Daniel, who would go on to serve as the associate chair of the department, liked to watch baseball, play tennis, and travel far from Lincoln Center, where he worked for three decades and lived just two blocks away.
He was known to keep track of his students’ progress well after they left the classroom, said Ramona White, a close friend.
“He was a great mentor, even after they moved on he’d want to know how they were doing and how they advanced in their field,” said White.
Described as quiet and unassuming by family and colleagues, Daniel worked as a journalist in his native Barbados before immigrating to New York in 1966. He left behind a family of five sisters and eight brothers who were raised in the Exclusive Brethren religion. Once in New York, he moved on from the evangelical religion and delved into his studies, said his brother Lemuel Daniel.
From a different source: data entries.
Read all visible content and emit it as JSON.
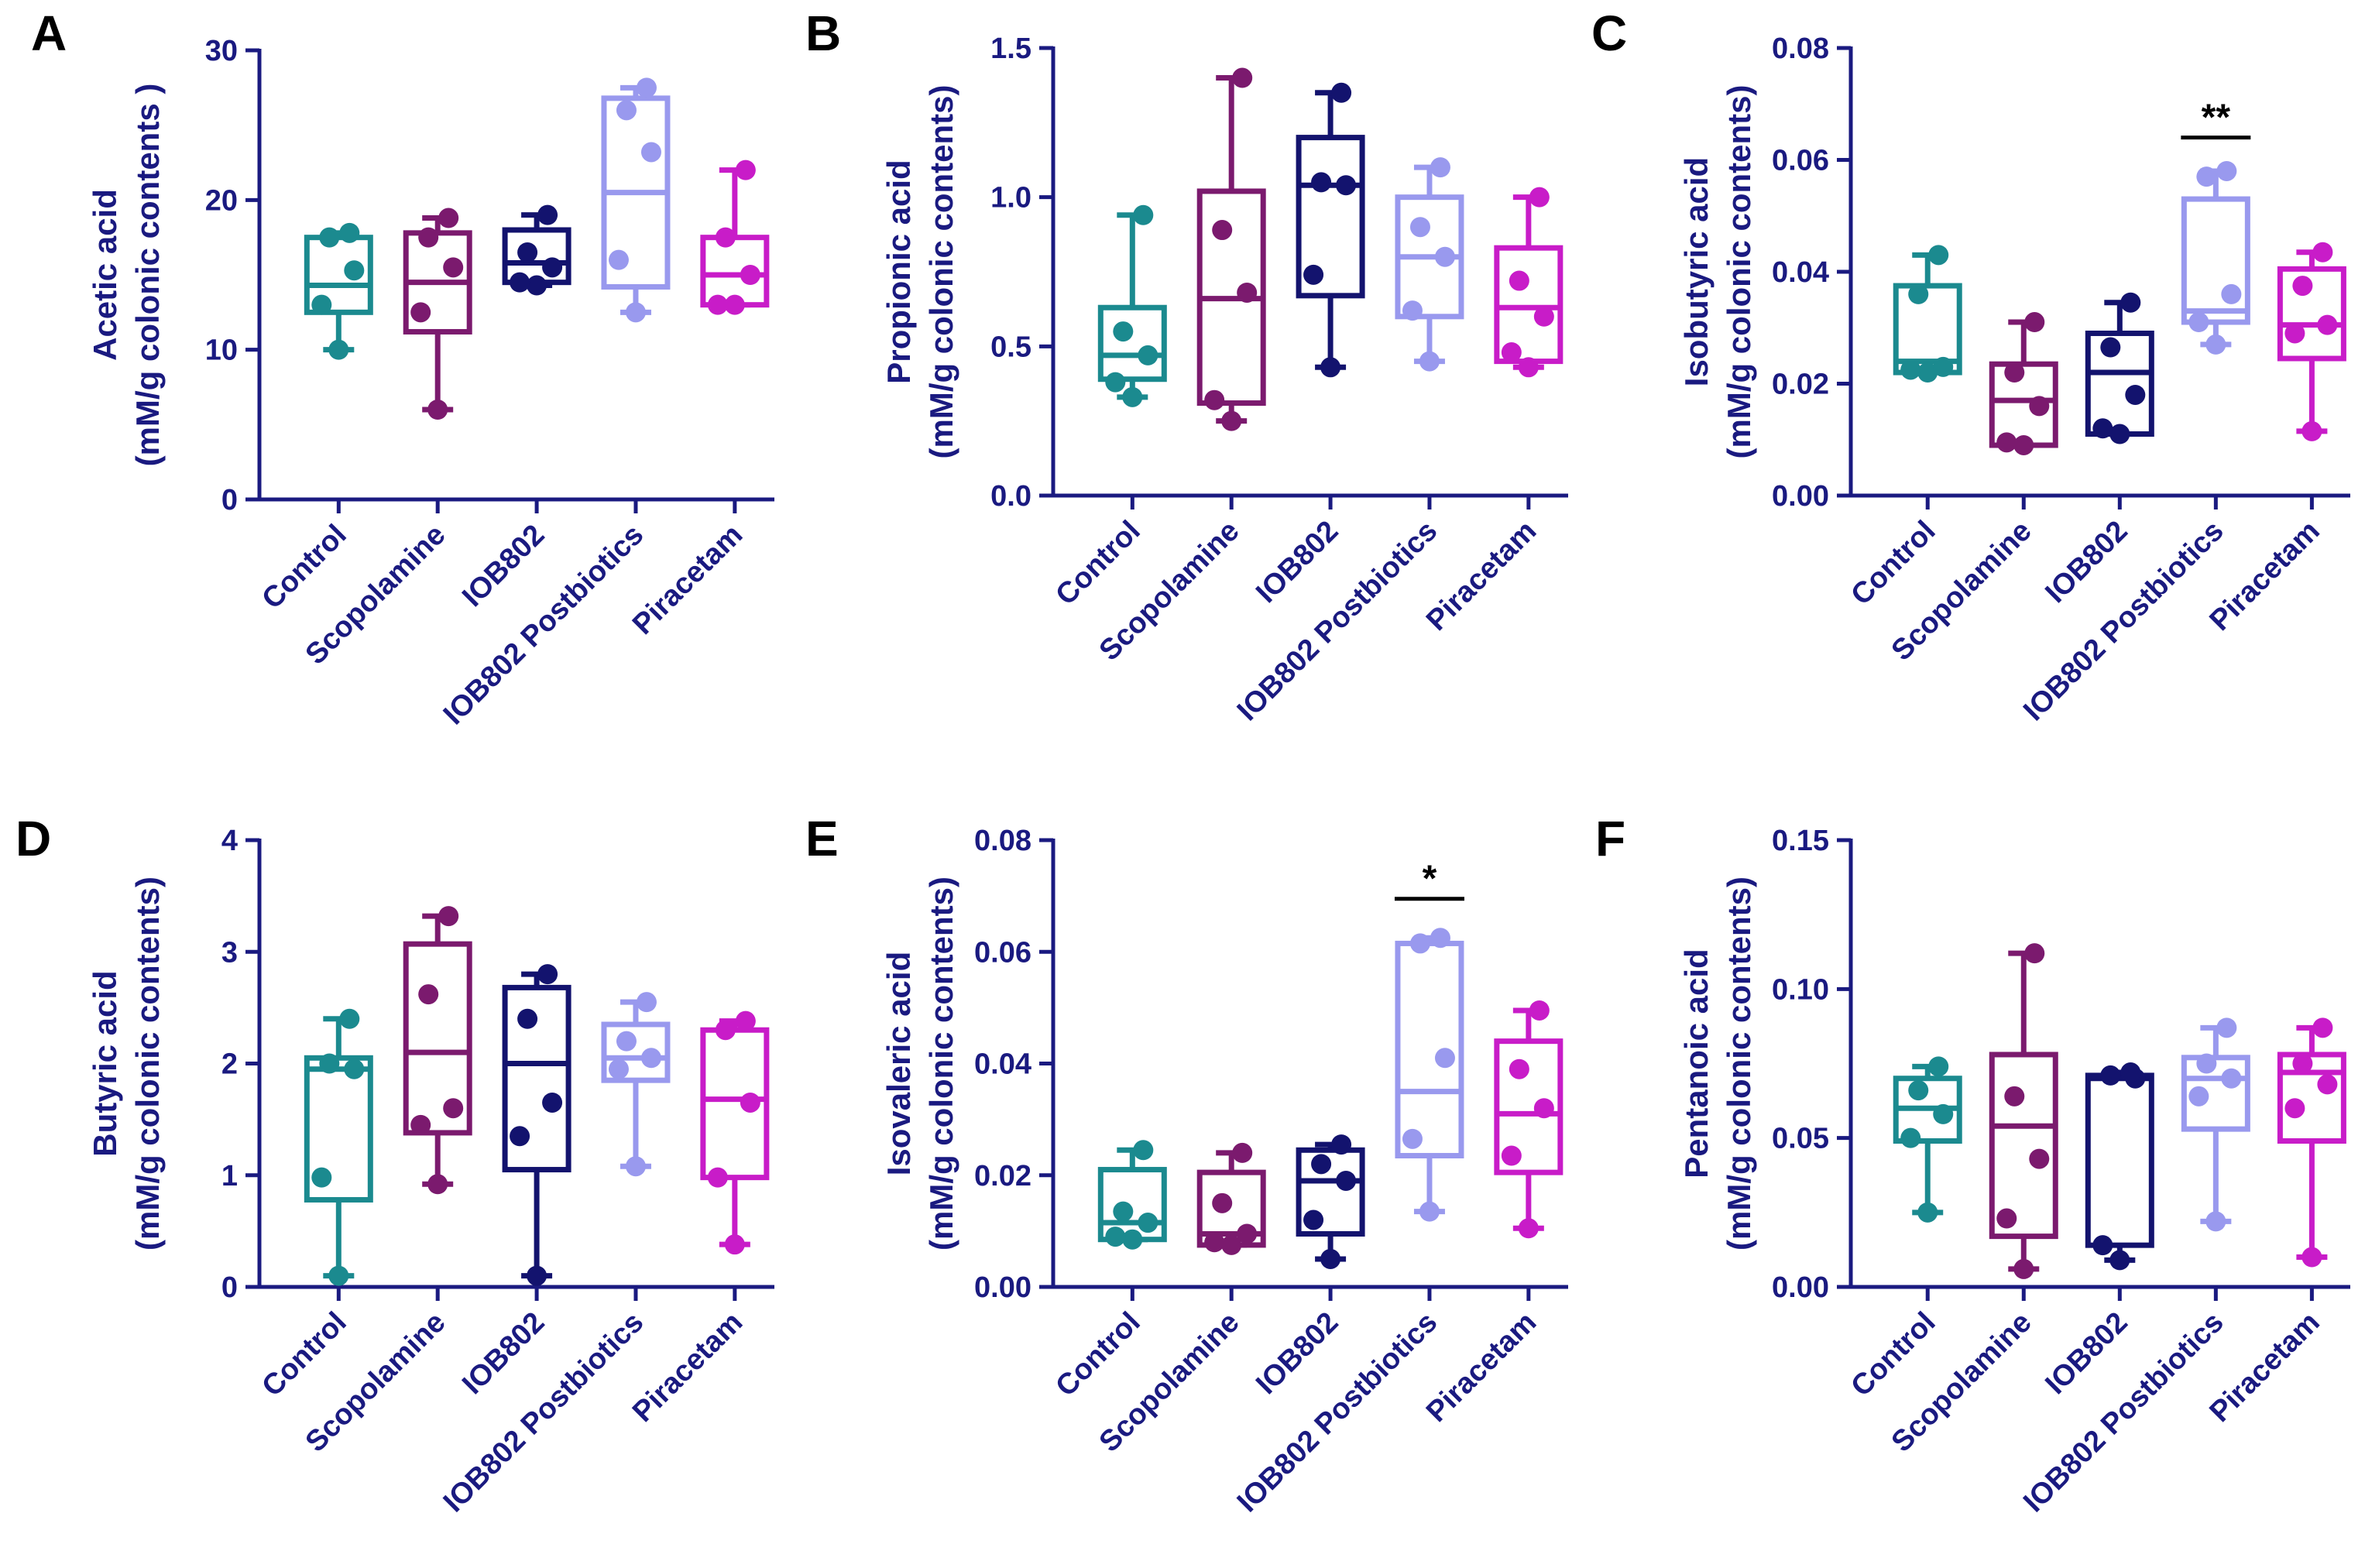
{
  "chart_data": [
    {
      "panel": "A",
      "type": "box",
      "ylabel_line1": "Acetic acid",
      "ylabel_line2": "(mM/g colonic contents )",
      "ylim": [
        0,
        30
      ],
      "yticks": [
        0,
        10,
        20,
        30
      ],
      "ytick_labels": [
        "0",
        "10",
        "20",
        "30"
      ],
      "categories": [
        "Control",
        "Scopolamine",
        "IOB802",
        "IOB802 Postbiotics",
        "Piracetam"
      ],
      "boxes": [
        {
          "min": 10,
          "q1": 12.5,
          "median": 14.3,
          "q3": 17.5,
          "max": 17.8,
          "points": [
            10,
            13,
            15.3,
            17.5,
            17.8
          ]
        },
        {
          "min": 6,
          "q1": 11.2,
          "median": 14.5,
          "q3": 17.8,
          "max": 18.8,
          "points": [
            6,
            12.5,
            15.5,
            17.5,
            18.8
          ]
        },
        {
          "min": 14.3,
          "q1": 14.5,
          "median": 15.8,
          "q3": 18,
          "max": 19,
          "points": [
            14.3,
            14.5,
            15.5,
            16.5,
            19
          ]
        },
        {
          "min": 12.5,
          "q1": 14.2,
          "median": 20.5,
          "q3": 26.8,
          "max": 27.5,
          "points": [
            12.5,
            16,
            23.2,
            26,
            27.5
          ]
        },
        {
          "min": 13,
          "q1": 13,
          "median": 15,
          "q3": 17.5,
          "max": 22,
          "points": [
            13,
            13,
            15,
            17.5,
            22
          ]
        }
      ],
      "significance": []
    },
    {
      "panel": "B",
      "type": "box",
      "ylabel_line1": "Propionic acid",
      "ylabel_line2": "(mM/g colonic contents)",
      "ylim": [
        0,
        1.5
      ],
      "yticks": [
        0,
        0.5,
        1.0,
        1.5
      ],
      "ytick_labels": [
        "0.0",
        "0.5",
        "1.0",
        "1.5"
      ],
      "categories": [
        "Control",
        "Scopolamine",
        "IOB802",
        "IOB802 Postbiotics",
        "Piracetam"
      ],
      "boxes": [
        {
          "min": 0.33,
          "q1": 0.39,
          "median": 0.47,
          "q3": 0.63,
          "max": 0.94,
          "points": [
            0.33,
            0.38,
            0.47,
            0.55,
            0.94
          ]
        },
        {
          "min": 0.25,
          "q1": 0.31,
          "median": 0.66,
          "q3": 1.02,
          "max": 1.4,
          "points": [
            0.25,
            0.32,
            0.68,
            0.89,
            1.4
          ]
        },
        {
          "min": 0.43,
          "q1": 0.67,
          "median": 1.04,
          "q3": 1.2,
          "max": 1.35,
          "points": [
            0.43,
            0.74,
            1.04,
            1.05,
            1.35
          ]
        },
        {
          "min": 0.45,
          "q1": 0.6,
          "median": 0.8,
          "q3": 1.0,
          "max": 1.1,
          "points": [
            0.45,
            0.62,
            0.8,
            0.9,
            1.1
          ]
        },
        {
          "min": 0.43,
          "q1": 0.45,
          "median": 0.63,
          "q3": 0.83,
          "max": 1.0,
          "points": [
            0.43,
            0.48,
            0.6,
            0.72,
            1.0
          ]
        }
      ],
      "significance": []
    },
    {
      "panel": "C",
      "type": "box",
      "ylabel_line1": "Isobutyric acid",
      "ylabel_line2": "(mM/g colonic contents)",
      "ylim": [
        0,
        0.08
      ],
      "yticks": [
        0,
        0.02,
        0.04,
        0.06,
        0.08
      ],
      "ytick_labels": [
        "0.00",
        "0.02",
        "0.04",
        "0.06",
        "0.08"
      ],
      "categories": [
        "Control",
        "Scopolamine",
        "IOB802",
        "IOB802 Postbiotics",
        "Piracetam"
      ],
      "boxes": [
        {
          "min": 0.022,
          "q1": 0.022,
          "median": 0.024,
          "q3": 0.0375,
          "max": 0.043,
          "points": [
            0.022,
            0.0225,
            0.023,
            0.036,
            0.043
          ]
        },
        {
          "min": 0.009,
          "q1": 0.009,
          "median": 0.017,
          "q3": 0.0235,
          "max": 0.031,
          "points": [
            0.009,
            0.0095,
            0.016,
            0.022,
            0.031
          ]
        },
        {
          "min": 0.011,
          "q1": 0.011,
          "median": 0.022,
          "q3": 0.029,
          "max": 0.0345,
          "points": [
            0.011,
            0.012,
            0.018,
            0.0265,
            0.0345
          ]
        },
        {
          "min": 0.027,
          "q1": 0.031,
          "median": 0.033,
          "q3": 0.053,
          "max": 0.058,
          "points": [
            0.027,
            0.031,
            0.036,
            0.057,
            0.058
          ]
        },
        {
          "min": 0.0115,
          "q1": 0.0245,
          "median": 0.0305,
          "q3": 0.0405,
          "max": 0.0435,
          "points": [
            0.0115,
            0.029,
            0.0305,
            0.0375,
            0.0435
          ]
        }
      ],
      "significance": [
        {
          "group_index": 3,
          "label": "**",
          "y": 0.064
        }
      ]
    },
    {
      "panel": "D",
      "type": "box",
      "ylabel_line1": "Butyric acid",
      "ylabel_line2": "(mM/g colonic contents)",
      "ylim": [
        0,
        4
      ],
      "yticks": [
        0,
        1,
        2,
        3,
        4
      ],
      "ytick_labels": [
        "0",
        "1",
        "2",
        "3",
        "4"
      ],
      "categories": [
        "Control",
        "Scopolamine",
        "IOB802",
        "IOB802 Postbiotics",
        "Piracetam"
      ],
      "boxes": [
        {
          "min": 0.1,
          "q1": 0.78,
          "median": 1.95,
          "q3": 2.05,
          "max": 2.4,
          "points": [
            0.1,
            0.98,
            1.95,
            2.0,
            2.4
          ]
        },
        {
          "min": 0.92,
          "q1": 1.38,
          "median": 2.1,
          "q3": 3.07,
          "max": 3.32,
          "points": [
            0.92,
            1.45,
            1.6,
            2.62,
            3.32
          ]
        },
        {
          "min": 0.1,
          "q1": 1.05,
          "median": 2.0,
          "q3": 2.68,
          "max": 2.8,
          "points": [
            0.1,
            1.35,
            1.65,
            2.4,
            2.8
          ]
        },
        {
          "min": 1.08,
          "q1": 1.85,
          "median": 2.05,
          "q3": 2.35,
          "max": 2.55,
          "points": [
            1.08,
            1.95,
            2.05,
            2.2,
            2.55
          ]
        },
        {
          "min": 0.38,
          "q1": 0.98,
          "median": 1.68,
          "q3": 2.3,
          "max": 2.38,
          "points": [
            0.38,
            0.98,
            1.65,
            2.3,
            2.38
          ]
        }
      ],
      "significance": []
    },
    {
      "panel": "E",
      "type": "box",
      "ylabel_line1": "Isovaleric acid",
      "ylabel_line2": "(mM/g colonic contents)",
      "ylim": [
        0,
        0.08
      ],
      "yticks": [
        0,
        0.02,
        0.04,
        0.06,
        0.08
      ],
      "ytick_labels": [
        "0.00",
        "0.02",
        "0.04",
        "0.06",
        "0.08"
      ],
      "categories": [
        "Control",
        "Scopolamine",
        "IOB802",
        "IOB802 Postbiotics",
        "Piracetam"
      ],
      "boxes": [
        {
          "min": 0.0085,
          "q1": 0.0085,
          "median": 0.0115,
          "q3": 0.021,
          "max": 0.0245,
          "points": [
            0.0085,
            0.009,
            0.0115,
            0.0135,
            0.0245
          ]
        },
        {
          "min": 0.0075,
          "q1": 0.0075,
          "median": 0.0095,
          "q3": 0.0205,
          "max": 0.024,
          "points": [
            0.0075,
            0.008,
            0.0095,
            0.015,
            0.024
          ]
        },
        {
          "min": 0.005,
          "q1": 0.0095,
          "median": 0.019,
          "q3": 0.0245,
          "max": 0.0255,
          "points": [
            0.005,
            0.012,
            0.019,
            0.022,
            0.0255
          ]
        },
        {
          "min": 0.0135,
          "q1": 0.0235,
          "median": 0.035,
          "q3": 0.0615,
          "max": 0.0625,
          "points": [
            0.0135,
            0.0265,
            0.041,
            0.0615,
            0.0625
          ]
        },
        {
          "min": 0.0105,
          "q1": 0.0205,
          "median": 0.031,
          "q3": 0.044,
          "max": 0.0495,
          "points": [
            0.0105,
            0.0235,
            0.032,
            0.039,
            0.0495
          ]
        }
      ],
      "significance": [
        {
          "group_index": 3,
          "label": "*",
          "y": 0.0695
        }
      ]
    },
    {
      "panel": "F",
      "type": "box",
      "ylabel_line1": "Pentanoic acid",
      "ylabel_line2": "(mM/g colonic contents)",
      "ylim": [
        0,
        0.15
      ],
      "yticks": [
        0,
        0.05,
        0.1,
        0.15
      ],
      "ytick_labels": [
        "0.00",
        "0.05",
        "0.10",
        "0.15"
      ],
      "categories": [
        "Control",
        "Scopolamine",
        "IOB802",
        "IOB802 Postbiotics",
        "Piracetam"
      ],
      "boxes": [
        {
          "min": 0.025,
          "q1": 0.049,
          "median": 0.06,
          "q3": 0.07,
          "max": 0.074,
          "points": [
            0.025,
            0.05,
            0.058,
            0.066,
            0.074
          ]
        },
        {
          "min": 0.006,
          "q1": 0.017,
          "median": 0.054,
          "q3": 0.078,
          "max": 0.112,
          "points": [
            0.006,
            0.023,
            0.043,
            0.064,
            0.112
          ]
        },
        {
          "min": 0.009,
          "q1": 0.014,
          "median": 0.07,
          "q3": 0.071,
          "max": 0.072,
          "points": [
            0.009,
            0.014,
            0.07,
            0.071,
            0.072
          ]
        },
        {
          "min": 0.022,
          "q1": 0.053,
          "median": 0.07,
          "q3": 0.077,
          "max": 0.087,
          "points": [
            0.022,
            0.064,
            0.07,
            0.075,
            0.087
          ]
        },
        {
          "min": 0.01,
          "q1": 0.049,
          "median": 0.072,
          "q3": 0.078,
          "max": 0.087,
          "points": [
            0.01,
            0.06,
            0.068,
            0.075,
            0.087
          ]
        }
      ],
      "significance": []
    }
  ],
  "group_colors": [
    "#1b8a8f",
    "#7b1a6e",
    "#13136e",
    "#9999ee",
    "#c81cc8"
  ],
  "axis_color": "#1a1a80"
}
“He was always a quiet fellow, he didn’t do much talking, but he was really committed to his objectives,” said Lemuel. “We all very happy for him here in Barbados when he graduated.”
While taking night classes at Fordham he worked at restaurants before he eventually landed a desk job at the Barbados Consulate. Mary Burke, Ph.D., senior lecturer of economics, was a classmate at the time. She said that Daniel “suffered bitterly” from the New York winters, but rarely complained.
“If he had a hard life, he never complained about it,” she said. “He just went about his day.”
Edward Dowling, S.J., professor of economics, taught him. He said that despite Daniel’s quiet demeanor, he kept the “conversation moving” in class.
“He was an excellent student, very pleasant and generous,” said Father Dowling.
Daniel’s academic interests focused on development economics and international trade. He traveled extensively to developing nations and remained engaged with underserved communities of color throughout his life. In New York, he was also involved with the West Indian communities in Brooklyn.
“He was committed to causes, advocating for their rights people of color to be recognized—he was a crusader,” said Lemuel Daniel. “He had no compunction of going to Times Square or another state to march or protest.”
According to his brother and White, Daniel had a lifelong habit of sending small donations on a monthly basis to children in developing nations, sometimes sponsoring as many as ten children at a time. As with his students, he followed up on the donations through correspondence to track their progress.
“He had a passion for the underdog and he got to know some of the children through letters,” White said.
Though few of his colleagues knew about Daniel’s philanthropic endeavors, it came as no surprise.
“He never spoke about that to me, but I don’t find it as a shock, that fit his personality,” said Burke.